Submitted to: Meeting Abstract
Publication Type: Other
Publication Acceptance Date: 8/2/2003
Publication Date: N/A
Citation: N/A

Interpretive Summary:

Technical Abstract: Phenotypic characters used for classification of ascomycetous yeasts include type of vegetative reproduction (multilateral budding, bipolar budding, fission, presence or absence of pseudohyphae and true hyphae), ascospore shape (spherical, hat-shaped, dart-shaped, saturn-shaped, roughened, ridged), deliquescence of the ascus, fermentation of sugars, and the utilization of nitrate.
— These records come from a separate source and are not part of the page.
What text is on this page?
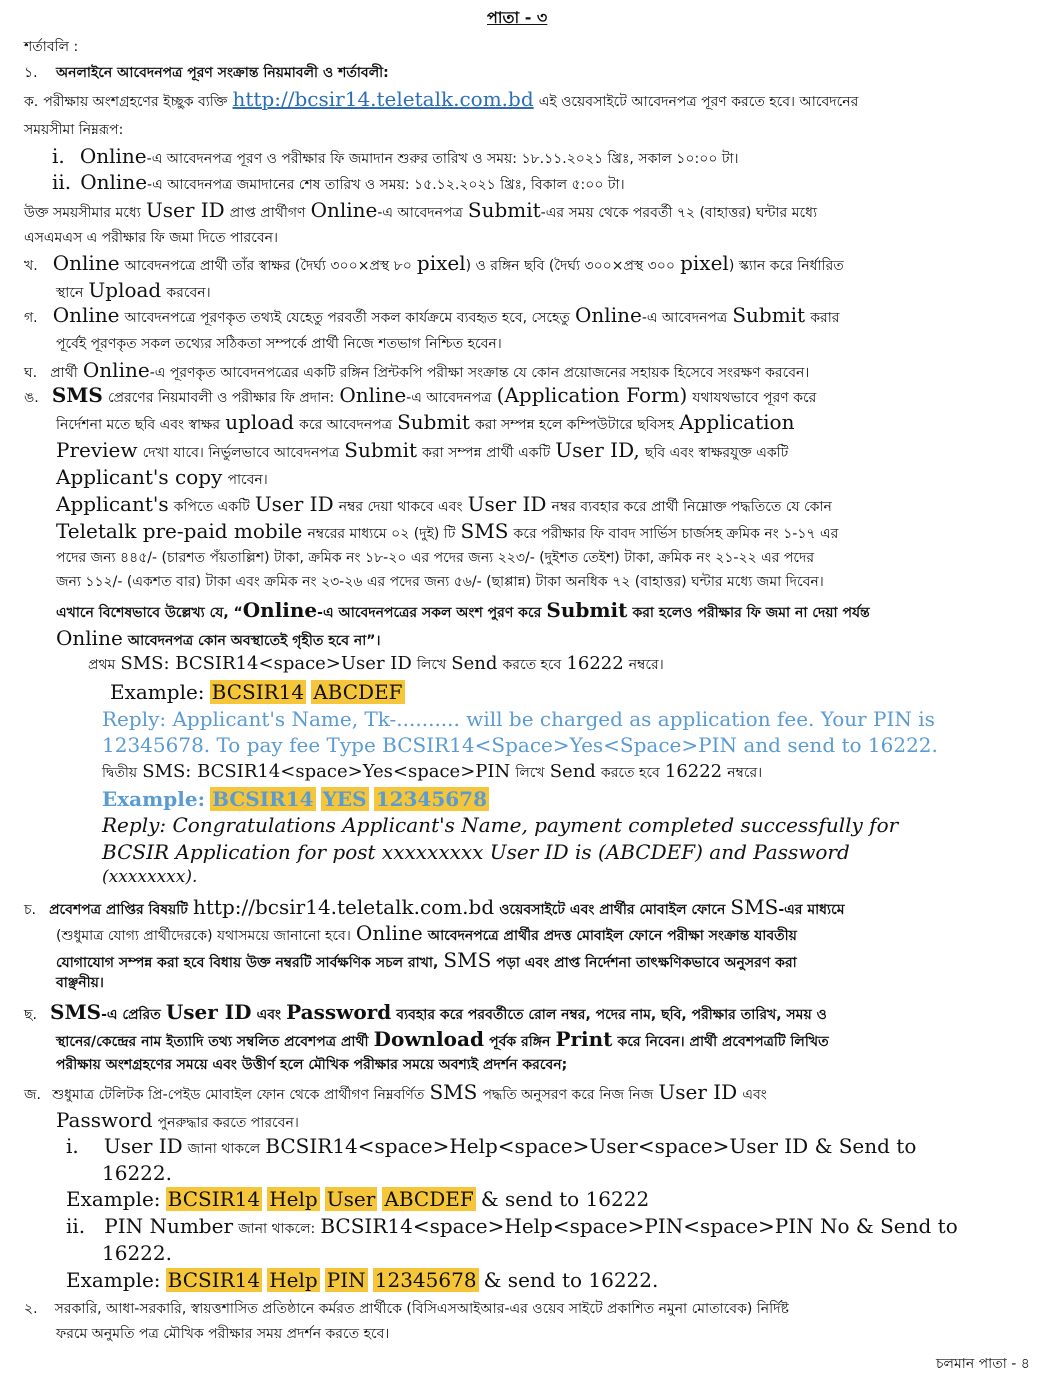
পাতা - ৩
শর্তাবলি :
১. অনলাইনে আবেদনপত্র পূরণ সংক্রান্ত নিয়মাবলী ও শর্তাবলী:
ক. পরীক্ষায় অংশগ্রহণের ইচ্ছুক ব্যক্তি http://bcsir14.teletalk.com.bd এই ওয়েবসাইটে আবেদনপত্র পূরণ করতে হবে। আবেদনের
সময়সীমা নিম্নরূপ:
i. Online-এ আবেদনপত্র পূরণ ও পরীক্ষার ফি জমাদান শুরুর তারিখ ও সময়: ১৮.১১.২০২১ খ্রিঃ, সকাল ১০:০০ টা।
ii. Online-এ আবেদনপত্র জমাদানের শেষ তারিখ ও সময়: ১৫.১২.২০২১ খ্রিঃ, বিকাল ৫:০০ টা।
উক্ত সময়সীমার মধ্যে User ID প্রাপ্ত প্রার্থীগণ Online-এ আবেদনপত্র Submit-এর সময় থেকে পরবর্তী ৭২ (বাহাত্তর) ঘন্টার মধ্যে
এসএমএস এ পরীক্ষার ফি জমা দিতে পারবেন।
খ. Online আবেদনপত্রে প্রার্থী তাঁর স্বাক্ষর (দৈর্ঘ্য ৩০০×প্রস্থ ৮০ pixel) ও রঙ্গিন ছবি (দৈর্ঘ্য ৩০০×প্রস্থ ৩০০ pixel) স্ক্যান করে নির্ধারিত
স্থানে Upload করবেন।
গ. Online আবেদনপত্রে পূরণকৃত তথ্যই যেহেতু পরবর্তী সকল কার্যক্রমে ব্যবহৃত হবে, সেহেতু Online-এ আবেদনপত্র Submit করার
পূর্বেই পূরণকৃত সকল তথ্যের সঠিকতা সম্পর্কে প্রার্থী নিজে শতভাগ নিশ্চিত হবেন।
ঘ. প্রার্থী Online-এ পূরণকৃত আবেদনপত্রের একটি রঙ্গিন প্রিন্টকপি পরীক্ষা সংক্রান্ত যে কোন প্রয়োজনের সহায়ক হিসেবে সংরক্ষণ করবেন।
ঙ. SMS প্রেরণের নিয়মাবলী ও পরীক্ষার ফি প্রদান: Online-এ আবেদনপত্র (Application Form) যথাযথভাবে পূরণ করে
নির্দেশনা মতে ছবি এবং স্বাক্ষর upload করে আবেদনপত্র Submit করা সম্পন্ন হলে কম্পিউটারে ছবিসহ Application
Preview দেখা যাবে। নির্ভুলভাবে আবেদনপত্র Submit করা সম্পন্ন প্রার্থী একটি User ID, ছবি এবং স্বাক্ষরযুক্ত একটি
Applicant's copy পাবেন।
Applicant's কপিতে একটি User ID নম্বর দেয়া থাকবে এবং User ID নম্বর ব্যবহার করে প্রার্থী নিম্নোক্ত পদ্ধতিতে যে কোন
Teletalk pre-paid mobile নম্বরের মাধ্যমে ০২ (দুই) টি SMS করে পরীক্ষার ফি বাবদ সার্ভিস চার্জসহ ক্রমিক নং ১-১৭ এর
পদের জন্য ৪৪৫/- (চারশত পঁয়তাল্লিশ) টাকা, ক্রমিক নং ১৮-২০ এর পদের জন্য ২২৩/- (দুইশত তেইশ) টাকা, ক্রমিক নং ২১-২২ এর পদের
জন্য ১১২/- (একশত বার) টাকা এবং ক্রমিক নং ২৩-২৬ এর পদের জন্য ৫৬/- (ছাপ্পান্ন) টাকা অনধিক ৭২ (বাহাত্তর) ঘন্টার মধ্যে জমা দিবেন।
এখানে বিশেষভাবে উল্লেখ্য যে, “Online-এ আবেদনপত্রের সকল অংশ পুরণ করে Submit করা হলেও পরীক্ষার ফি জমা না দেয়া পর্যন্ত
Online আবেদনপত্র কোন অবস্থাতেই গৃহীত হবে না”।
প্রথম SMS: BCSIR14<space>User ID লিখে Send করতে হবে 16222 নম্বরে।
Example: BCSIR14 ABCDEF
Reply: Applicant's Name, Tk-.......... will be charged as application fee. Your PIN is
12345678. To pay fee Type BCSIR14<Space>Yes<Space>PIN and send to 16222.
দ্বিতীয় SMS: BCSIR14<space>Yes<space>PIN লিখে Send করতে হবে 16222 নম্বরে।
Example: BCSIR14 YES 12345678
Reply: Congratulations Applicant's Name, payment completed successfully for
BCSIR Application for post xxxxxxxxx User ID is (ABCDEF) and Password
(xxxxxxxx).
চ. প্রবেশপত্র প্রাপ্তির বিষয়টি http://bcsir14.teletalk.com.bd ওয়েবসাইটে এবং প্রার্থীর মোবাইল ফোনে SMS-এর মাধ্যমে
(শুধুমাত্র যোগ্য প্রার্থীদেরকে) যথাসময়ে জানানো হবে। Online আবেদনপত্রে প্রার্থীর প্রদত্ত মোবাইল ফোনে পরীক্ষা সংক্রান্ত যাবতীয়
যোগাযোগ সম্পন্ন করা হবে বিধায় উক্ত নম্বরটি সার্বক্ষণিক সচল রাখা, SMS পড়া এবং প্রাপ্ত নির্দেশনা তাৎক্ষণিকভাবে অনুসরণ করা
বাঞ্ছনীয়।
ছ. SMS-এ প্রেরিত User ID এবং Password ব্যবহার করে পরবর্তীতে রোল নম্বর, পদের নাম, ছবি, পরীক্ষার তারিখ, সময় ও
স্থানের/কেন্দ্রের নাম ইত্যাদি তথ্য সম্বলিত প্রবেশপত্র প্রার্থী Download পূর্বক রঙ্গিন Print করে নিবেন। প্রার্থী প্রবেশপত্রটি লিখিত
পরীক্ষায় অংশগ্রহণের সময়ে এবং উত্তীর্ণ হলে মৌখিক পরীক্ষার সময়ে অবশ্যই প্রদর্শন করবেন;
জ. শুধুমাত্র টেলিটক প্রি-পেইড মোবাইল ফোন থেকে প্রার্থীগণ নিম্নবর্ণিত SMS পদ্ধতি অনুসরণ করে নিজ নিজ User ID এবং
Password পুনরুদ্ধার করতে পারবেন।
i. User ID জানা থাকলে BCSIR14<space>Help<space>User<space>User ID & Send to
16222.
Example: BCSIR14 Help User ABCDEF & send to 16222
ii. PIN Number জানা থাকলে: BCSIR14<space>Help<space>PIN<space>PIN No & Send to
16222.
Example: BCSIR14 Help PIN 12345678 & send to 16222.
২. সরকারি, আধা-সরকারি, স্বায়ত্তশাসিত প্রতিষ্ঠানে কর্মরত প্রার্থীকে (বিসিএসআইআর-এর ওয়েব সাইটে প্রকাশিত নমুনা মোতাবেক) নির্দিষ্ট
ফরমে অনুমতি পত্র মৌখিক পরীক্ষার সময় প্রদর্শন করতে হবে।
চলমান পাতা - ৪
Species assigned to the anamorphic genus Candida form pseudohyphae whereas those species previously assigned to Torulopsis do not. Nuclear DNA reassociation studies have shown that this character is strain variable, resulting in Torulopsis being considered a synonym of Candida. DNA reassociation studies also provided evidence that nitrate utilization, glucose fermentation and many other physiological characters are often strain-specific rather than being of phylogenetic significance. As a result, many of the commonly known genera, such as Hansenula, Nematospora, and Wingea have been abandoned as invalid. Gene sequence comparisons have prompted redescription of many current genera and the description of numerous new genera. Major impacts of molecular comparisons are the recognition that budding ascomycetous yeasts are members of a single clade, which is sister to the euascomycetes, that the fission yeasts are a basal group, the bringing together into genera species that are members of the same genetic lineage, placement of anamorphic species with their relatives in teleomorphic genera, and the ability to predict genetic properties of species from their phylogenetic placement. Phylogenetic analyses have also provided an estimate of biological diversity among the yeasts.